110 W. New York Ave.
DeLand, FL 32720
By Pat Andrews
posted Oct 29, 2012 - 10:25:21am
The FBI has been called in to investigate fraudulent letters that tell voters they may not be eligible to vote because their U.S. citizenship status is in question, and they could go to prison if they vote in the Nov. 6 general election.
The Florida Department of Law Enforcement, local elections supervisors and the U.S. Postal Service have joined forces to investigate the letters, which were printed on paper with official-looking elections letterheads, and were mailed from Seattle.
"We are aware of 28 counties where fraudulent letters have been sent, which represents between 50 and 100 recipients," Florida Department of State Communications Director Chris Cate said.
In Volusia County, Elections Supervisor Ann McFall said five of the letters had been reported as of the evening of Oct. 25.
She provided a copy of one of the letters. It stated that the "County Supervisor of Elections has received information from the Florida Division of Elections regarding your citizenship status, bringing into question your eligibility as a registered voter," and goes on to say that "registering to vote under fraudulent conditions or swearing a false oath are both third degree felonies in Florida."
If the information is false, the voter is told to bring a document proving U.S. citizenship to the supervisor of elections.
Though initial reports indicated that all the letters were sent to Republicans, "Democrats and voters with no party affiliation have also received letters," Cate said.
He said that anyone who receives such a letter should contact the local elections supervisor. In Volusia County, call McFall at 386-736-5930.
FBI spokesman David Couvertier of the Tampa regional office said if the letter is determined to be false, the voter should hang on to the letter and call the FBI. Volusians should call the Jacksonville Division at 904-248-7000.
Meanwhile, voters are still reporting headaches with absentee ballots. Many voters who requested absentee ballots are just getting them; some have received duplicate absentee ballots, and some still have not received absentee ballots.
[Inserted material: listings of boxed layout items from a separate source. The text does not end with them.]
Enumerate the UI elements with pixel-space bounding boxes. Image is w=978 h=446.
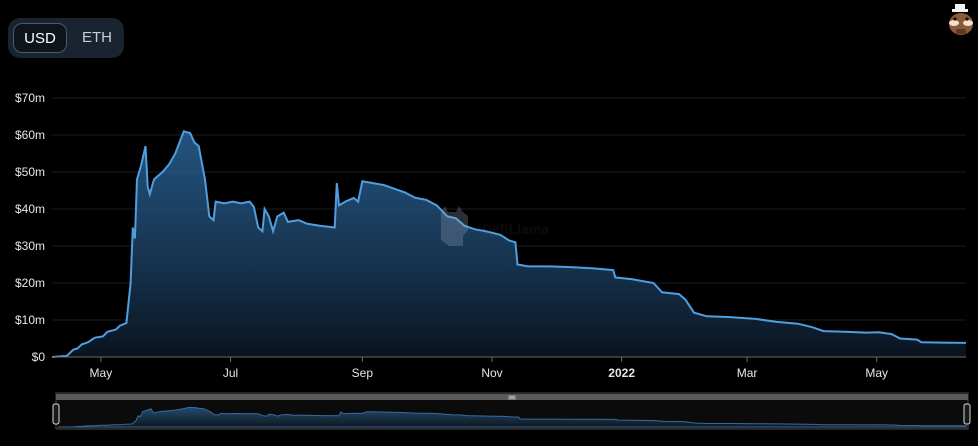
x-tick-label: Sep bbox=[352, 366, 374, 380]
x-tick-label: 2022 bbox=[608, 366, 635, 380]
y-tick-label: $60m bbox=[15, 128, 45, 142]
usd-toggle-button[interactable]: USD bbox=[13, 23, 67, 53]
x-tick-label: Jul bbox=[223, 366, 238, 380]
y-tick-label: $50m bbox=[15, 165, 45, 179]
y-axis: $0 $10m $20m $30m $40m $50m $60m $70m bbox=[15, 91, 45, 364]
watermark-text: DefiLlama bbox=[482, 221, 549, 237]
llama-avatar-icon[interactable] bbox=[946, 4, 976, 38]
x-tick-label: May bbox=[865, 366, 888, 380]
left-range-handle[interactable] bbox=[52, 403, 60, 425]
drag-handle-icon[interactable] bbox=[508, 395, 516, 400]
right-range-handle[interactable] bbox=[963, 403, 971, 425]
x-tick-label: Nov bbox=[481, 366, 502, 380]
mini-tvl-area bbox=[57, 406, 967, 428]
currency-toggle: USD ETH bbox=[8, 18, 124, 58]
zoom-slider[interactable] bbox=[52, 392, 971, 430]
y-tick-label: $40m bbox=[15, 202, 45, 216]
eth-toggle-button[interactable]: ETH bbox=[82, 29, 112, 46]
x-tick-label: May bbox=[90, 366, 113, 380]
y-tick-label: $70m bbox=[15, 91, 45, 105]
y-tick-label: $20m bbox=[15, 276, 45, 290]
y-tick-label: $0 bbox=[32, 350, 46, 364]
y-tick-label: $30m bbox=[15, 239, 45, 253]
llama-watermark-icon bbox=[441, 206, 468, 246]
watermark: DefiLlama bbox=[441, 206, 549, 246]
tvl-area bbox=[52, 131, 966, 357]
x-tick-label: Mar bbox=[737, 366, 758, 380]
y-tick-label: $10m bbox=[15, 313, 45, 327]
tvl-line bbox=[51, 130, 967, 358]
x-axis: May Jul Sep Nov 2022 Mar May bbox=[90, 357, 888, 380]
A vendor hired to print and mail the ballots this year got them out late, then sent them to the wrong postal center, McFall said, and the ballots were starting to be delivered Oct. 15.
Emma Brinkley, wife of the Rev. Carl Brinkley, known to many in West Volusia, is vice chair of the Democratic Executive Committee in Volusia County.
She had put in a request for an absentee ballot back in June. When it hadn't arrived around the end of September, Emma Brinkley requested a duplicate ballot. The original and duplicate ballots arrived the middle of October; then a third ballot arrived. Other people had not requested duplicate ballots but got them, Brinkley said.
She said she returned the second ballot to the Elections Office, where a worker seemed unconcerned about having it returned. She said she will use the third one as an educational tool to show people how to mark ballots.
McFall said, "The multiple ballots are due to people being anxious in not receiving their ballot. We issue a replacement ballot."
There are no concerns about the extra ballots giving a voter the opportunity to vote more than once, McFall said. "The first one we receive back is the only one that will be counted. The person's record is then frozen until the next election."
Brinkley said she is worried that around 15 senior citizens with whom she has spoken have not received any absentee ballots yet, though they have requested duplicate ballots.
"I'm really concerned about the seniors. They're strong voters," she said.
According to the state Division of Elections website, all requested absentee ballots for the Nov. 6 general election should have been mailed by Oct. 9.
The last day the Elections Office can mail absentee ballots is Wednesday, Oct. 31, so voters who have requested but haven't yet received an absentee ballot should call the Elections Office immediately. People who cannot get to the polling places might otherwise lose their chance to vote.